Kars şehri, tarih ve kültür zenginlikleriyle dolu bir bölge olarak bilinir. Ancak, bu kez odak noktamız şehirde dolaşan gizemli efsaneler üzerine olacak. Kars'ın geçmişine dair dolaşan bir dizi şehir efsanesi, yerel halkın günlük hayatını etkileyen ve zamanla kuşaktan kuşağa aktarılan hikayelerdir. Bu efsaneler, Kars'ın mistik atmosferini ve derin kültürünü yansıtırken, aynı zamanda bölgenin zengin tarihine de ışık tutuyor. Şimdi, Kars şehir efsanelerini keşfetmeye hazır mısınız?

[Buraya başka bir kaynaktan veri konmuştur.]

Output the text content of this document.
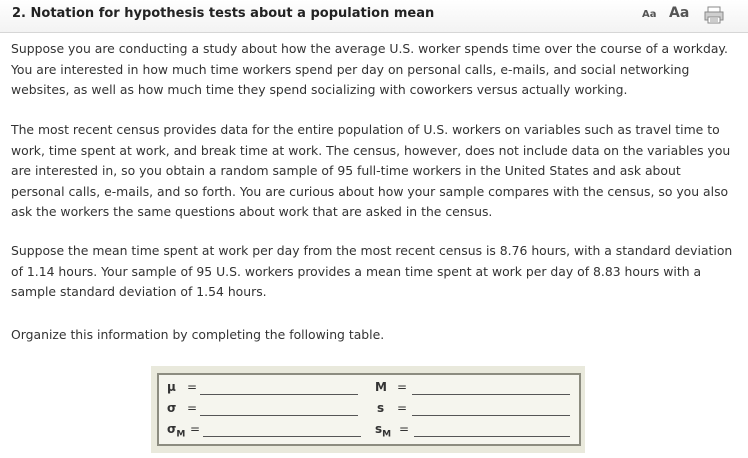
2. Notation for hypothesis tests about a population mean	Aa Aa

Suppose you are conducting a study about how the average U.S. worker spends time over the course of a workday. You are interested in how much time workers spend per day on personal calls, e-mails, and social networking websites, as well as how much time they spend socializing with coworkers versus actually working.

The most recent census provides data for the entire population of U.S. workers on variables such as travel time to work, time spent at work, and break time at work. The census, however, does not include data on the variables you are interested in, so you obtain a random sample of 95 full-time workers in the United States and ask about personal calls, e-mails, and so forth. You are curious about how your sample compares with the census, so you also ask the workers the same questions about work that are asked in the census.

Suppose the mean time spent at work per day from the most recent census is 8.76 hours, with a standard deviation of 1.14 hours. Your sample of 95 U.S. workers provides a mean time spent at work per day of 8.83 hours with a sample standard deviation of 1.54 hours.

Organize this information by completing the following table.

μ =	M =
σ =	s =
$\sigma_M$ =	$s_M$ =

Celal Baba Efsanesi: Kale Kapısında Bir Kahraman

Kars Kalesi'nin giriş kapısının hemen sağında bulunan Celâl Baba Türbesi, bir efsaneye ev sahipliği yapar. Celâl Baba, Ermeni Harbi sırasında Kars Kalesi'nin kapı muhafızı olarak görev alır. Karadağ istikametinden gelen kalabalık bir Ermeni ordusu, Kale'ye saldırır. Celâl Baba, saatlerce süren çatışmalarda yiğitçe savaşır. Sonunda, bir Ermeni askeri, Celâl Baba'nın ardından gelerek onun başını vücudundan ayırır. Ancak Celâl Baba, başını yere düşmeden hemen önce koltuğunun altına alır. Bu olayı gören düşman, korku içinde çekilir ve şehri ele geçiremeden geri çekilir. Celâl Baba, şehrin düşman işgalinden kurtarıldığı haberiyle ayakta duramayarak düşer ve oracıkta vefat eder. Halk, Celâl Baba'nın ölümünde bile kendisine emanet edilen yeri terk etmediğini söyler.

Taş Kesen Çoban Efsanesi: Bir Dua, Bir Lanet

Kağızman İlçesi'nin Kızılöküz köyünde geçen Taş Kesen Çoban Efsanesi ise doğanın mucizelerini ve insanın sözündeki gücü anlatır. Taş kesen bir çoban, sıcak yaz günlerinde koyunlarını otlatırken susuz kalır. Çoban, çaresizlik içinde dua eder: "Ya Rabbi, sana yedi kurban keseyim, yeter ki şuradan su çıkart ve bu kulunun ve aciz hayvanlarının susuzluğunu gider." Duaları karşılık bulur ve çobanın bulunduğu yerde anında bir su kaynağı oluşur. Sevinç içinde su içen çoban, sözünde durmaz ve koyunlarını adağını yerine getirmek adına öldürdüğü bitleri kaynağa atar. Ancak, çobanın vefasızlığı bir bedel getirir. Kısa bir süre sonra, çoban ve koyunları kayaya dönüşür ve bugün hala o kayaların, taşlaşmış çoban ve koyunlarının izlerini taşıdığına inanılır.